For some people, becoming parents is the greatest thing that will ever happen to them, and they become the best versions of themselves for the kids in their care.
Other people really should not be parents at all.
OP grew up with her father and stepmother, and after they had a baby of their own when OP was 12, nothing she did was ever celebrated again.
My family has not celebrated anything to do with me since I was 12 years old.
My dad and his new wife had a baby that year and I was kind of forgotten about. I would get birthday presents and such but no party or anything.
She received gifts, but for birthdays, graduations, etc, OP went out with her friends because she knew her family wasn’t going to say boo about it.
Found family is better than crappy family, and she’s learned to be okay with it.
I got used to it and started a tradition of celebrating with my friends.
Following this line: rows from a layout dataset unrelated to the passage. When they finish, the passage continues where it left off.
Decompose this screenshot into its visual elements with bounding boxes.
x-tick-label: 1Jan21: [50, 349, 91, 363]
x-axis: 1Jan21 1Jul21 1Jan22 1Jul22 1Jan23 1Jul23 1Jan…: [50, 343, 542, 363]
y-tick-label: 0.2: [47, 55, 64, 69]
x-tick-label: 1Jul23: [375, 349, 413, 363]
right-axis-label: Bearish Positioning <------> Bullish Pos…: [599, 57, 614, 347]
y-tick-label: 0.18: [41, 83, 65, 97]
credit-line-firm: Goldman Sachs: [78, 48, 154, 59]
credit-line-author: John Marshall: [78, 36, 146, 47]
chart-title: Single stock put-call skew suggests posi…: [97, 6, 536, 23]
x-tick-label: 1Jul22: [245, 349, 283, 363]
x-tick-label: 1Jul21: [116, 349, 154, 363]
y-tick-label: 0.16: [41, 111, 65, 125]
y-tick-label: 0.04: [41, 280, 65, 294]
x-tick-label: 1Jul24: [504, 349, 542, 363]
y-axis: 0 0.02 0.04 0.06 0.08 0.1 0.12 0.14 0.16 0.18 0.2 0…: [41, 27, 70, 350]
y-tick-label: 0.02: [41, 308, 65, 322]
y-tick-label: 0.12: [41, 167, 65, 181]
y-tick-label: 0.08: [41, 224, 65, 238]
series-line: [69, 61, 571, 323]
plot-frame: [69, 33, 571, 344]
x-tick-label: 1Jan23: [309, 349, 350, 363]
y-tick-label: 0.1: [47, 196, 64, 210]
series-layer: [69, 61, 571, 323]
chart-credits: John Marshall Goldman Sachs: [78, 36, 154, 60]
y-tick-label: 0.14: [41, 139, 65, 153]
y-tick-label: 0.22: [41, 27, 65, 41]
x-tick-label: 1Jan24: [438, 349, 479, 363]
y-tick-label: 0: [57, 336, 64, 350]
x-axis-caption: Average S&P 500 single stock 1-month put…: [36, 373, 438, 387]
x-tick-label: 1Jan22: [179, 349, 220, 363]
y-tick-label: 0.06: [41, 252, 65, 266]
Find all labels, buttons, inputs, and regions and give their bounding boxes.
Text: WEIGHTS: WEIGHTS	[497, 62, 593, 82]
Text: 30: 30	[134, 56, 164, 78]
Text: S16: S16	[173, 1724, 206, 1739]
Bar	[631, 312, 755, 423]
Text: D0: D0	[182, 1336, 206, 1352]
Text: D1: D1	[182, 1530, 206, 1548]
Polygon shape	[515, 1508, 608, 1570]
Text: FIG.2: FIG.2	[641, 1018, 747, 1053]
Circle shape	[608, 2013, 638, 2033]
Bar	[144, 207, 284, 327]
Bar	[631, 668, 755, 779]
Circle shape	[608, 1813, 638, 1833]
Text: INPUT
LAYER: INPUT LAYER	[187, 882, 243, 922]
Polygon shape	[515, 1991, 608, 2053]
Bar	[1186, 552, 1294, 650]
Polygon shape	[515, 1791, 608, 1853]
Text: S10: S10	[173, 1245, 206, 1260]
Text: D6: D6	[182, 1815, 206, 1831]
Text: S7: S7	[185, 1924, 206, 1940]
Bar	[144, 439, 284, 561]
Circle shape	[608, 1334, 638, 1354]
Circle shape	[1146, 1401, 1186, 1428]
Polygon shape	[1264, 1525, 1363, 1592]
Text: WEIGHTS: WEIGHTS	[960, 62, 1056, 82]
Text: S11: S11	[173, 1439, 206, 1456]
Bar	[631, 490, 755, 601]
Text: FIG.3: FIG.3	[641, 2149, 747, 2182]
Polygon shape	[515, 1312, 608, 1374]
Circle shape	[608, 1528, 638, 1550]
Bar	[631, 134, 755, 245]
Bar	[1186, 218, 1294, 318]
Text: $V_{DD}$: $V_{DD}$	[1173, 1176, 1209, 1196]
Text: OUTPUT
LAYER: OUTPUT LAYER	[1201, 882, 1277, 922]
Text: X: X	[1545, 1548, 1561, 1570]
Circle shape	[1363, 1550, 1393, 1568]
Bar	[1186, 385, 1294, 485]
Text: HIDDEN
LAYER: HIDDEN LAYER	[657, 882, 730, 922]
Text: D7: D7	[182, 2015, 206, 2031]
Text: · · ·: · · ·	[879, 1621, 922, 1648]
We would go see movies or whatever.
One of my friend’s mom found out and started making me a cake every year for my birthday.
When I graduated from high school I had saved up enough money to go on a week-long vacation in NYC with my best friend and her mom to see Hadestown.
I just finished university and I am starting my new job right away.
Then, her father decided to throw her a surprise graduation party – but the real surprise is that OP didn’t show up.
I guess my dad had planned a big party for me as a surprise but I didn’t show up because I went out with my friends instead.
When people asked why, she told them the truth. Her father tried to call her a liar but had no receipts when she asked for them.
When my family started asking me why I didn’t show up after my father had gone through all the effort for me I explained that he hadn’t celebrated anything of mine in ten years and I didn’t know he had planned to do so this time.
He told everyone I was lying so I asked him to post any pictures he had from my birthday parties, extracurricular activities, or high school graduation.
He obviously couldn’t and everyone started turning on him.
Now everyone has turned on him, and he thinks OP shouldn’t have aired private family business.
Now he is mad for talking about private family matters.
I am just going to go over there and pick up the few things I have left in that house and just move to my new city without dealing with this anymore.
AITA?
Does Reddit agree with him? Let’s hear them out!
The top comment says if he didn’t want to be called a bad parent he shouldn’t have been one.
This person points out that none of those other people had been there for OP, either.
This commenter wonders if the dad even knows how surprise parties work.
They say OP doesn’t owe her father anything now.
I hope this girl continues to have great friends who care about her.
And let her dad regret his actions for a good long while.